La delusione de “Il sangue dei codardi” di Jean-Yves Delitte
La prima impressione che si trae da un’attenta lettura dei due volumi che, ad ora, compongono la versione italiana de Il sangue dei codardi a firma di Jean-Yves Delitte, uscito in Italia nel corso dell’ultimo anno per i tipi di Mondadori Historica grazie alla traduzione di Marco Cedric Farinelli, è quella di un’operazione riuscita solo in parte.
L’indiscutibile talento narrativo dell’autore belga, solitamente evidenziato nel calcolare con grande precisione gli incastri delle svolte del racconto, non appare in questo caso supportato da un materiale narrativo all’altezza.

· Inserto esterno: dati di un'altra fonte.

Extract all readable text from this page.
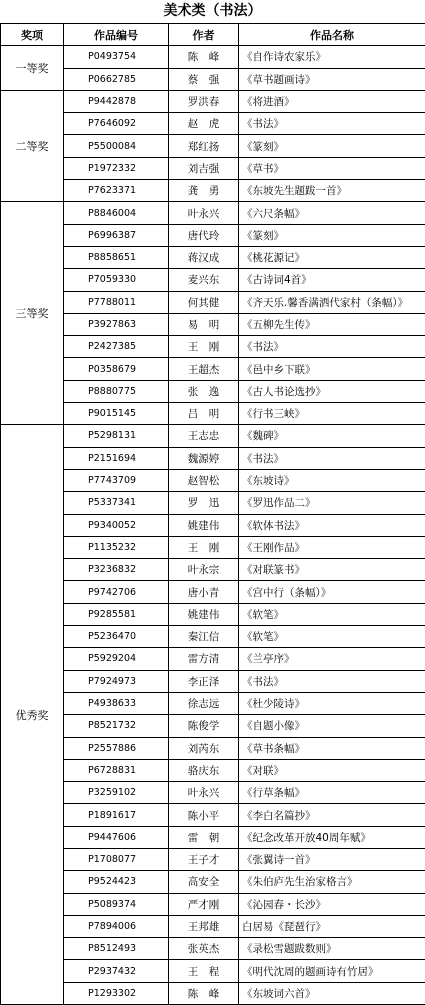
美术类（书法）
奖项	作品编号	作者	作品名称
一等奖	P0493754	陈　峰	《自作诗农家乐》
	P0662785	蔡　强	《草书题画诗》
二等奖	P9442878	罗洪春	《将进酒》
	P7646092	赵　虎	《书法》
	P5500084	郑红扬	《篆刻》
	P1972332	刘吉强	《草书》
	P7623371	龚　勇	《东坡先生题跋一首》
三等奖	P8846004	叶永兴	《六尺条幅》
	P6996387	唐代玲	《篆刻》
	P8858651	蒋汉成	《桃花源记》
	P7059330	麦兴东	《古诗词4首》
	P7788011	何其健	《齐天乐.馨香满洒代家村（条幅）》
	P3927863	易　明	《五柳先生传》
	P2427385	王　刚	《书法》
	P0358679	王超杰	《邑中乡下联》
	P8880775	张　逸	《古人书论选抄》
	P9015145	吕　明	《行书三峡》
优秀奖	P5298131	王志忠	《魏碑》
	P2151694	魏源婷	《书法》
	P7743709	赵智松	《东坡诗》
	P5337341	罗　迅	《罗迅作品二》
	P9340052	姚建伟	《软体书法》
	P1135232	王　刚	《王刚作品》
	P3236832	叶永宗	《对联篆书》
	P9742706	唐小青	《宫中行（条幅）》
	P9285581	姚建伟	《软笔》
	P5236470	秦江信	《软笔》
	P5929204	雷方清	《兰亭序》
	P7924973	李正泽	《书法》
	P4938633	徐志远	《杜少陵诗》
	P8521732	陈俊学	《自题小像》
	P2557886	刘芮东	《草书条幅》
	P6728831	骆庆东	《对联》
	P3259102	叶永兴	《行草条幅》
	P1891617	陈小平	《李白名篇抄》
	P9447606	雷　朝	《纪念改革开放40周年赋》
	P1708077	王子才	《张翼诗一首》
	P9524423	高安全	《朱伯庐先生治家格言》
	P5089374	严才刚	《沁园春・长沙》
	P7894006	王邦雄	白居易《琵琶行》
	P8512493	张英杰	《录松雪题跋数则》
	P2937432	王　程	《明代沈周的题画诗有竹居》
	P1293302	陈　峰	《东坡词六首》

Cerchiamo di capire perché. Sicuramente non è una novità il tentativo di collocare la figura di un detective ante-litteram in un contesto storico ricostruito con precisione ed efficacia (ce lo ha ricordato anche la recente messa in onda de Il nome della rosa, più per i rimandi al libro che per i risultati effettivamente raggiunti dalla serie), e tanto meno lo è per la letteratura a fumetti francofona, da sempre molto a proprio agio in accurate rappresentazioni della storia. Se però in altre opere dello stesso autore (ricordo ad esempio lo straordinario Belèm) si respiravano afflati letterari dai rimandi altissimi (tra Conrad, London, addirittura lo stesso Hesse di Viaggio in India), qui si privilegia appunto un racconto di genere, inevitabilmente più vicino al romanzo d’appendice, mai compianto abbastanza ma di sicuro meno adatto a svolte drammaturgiche dal tono epico.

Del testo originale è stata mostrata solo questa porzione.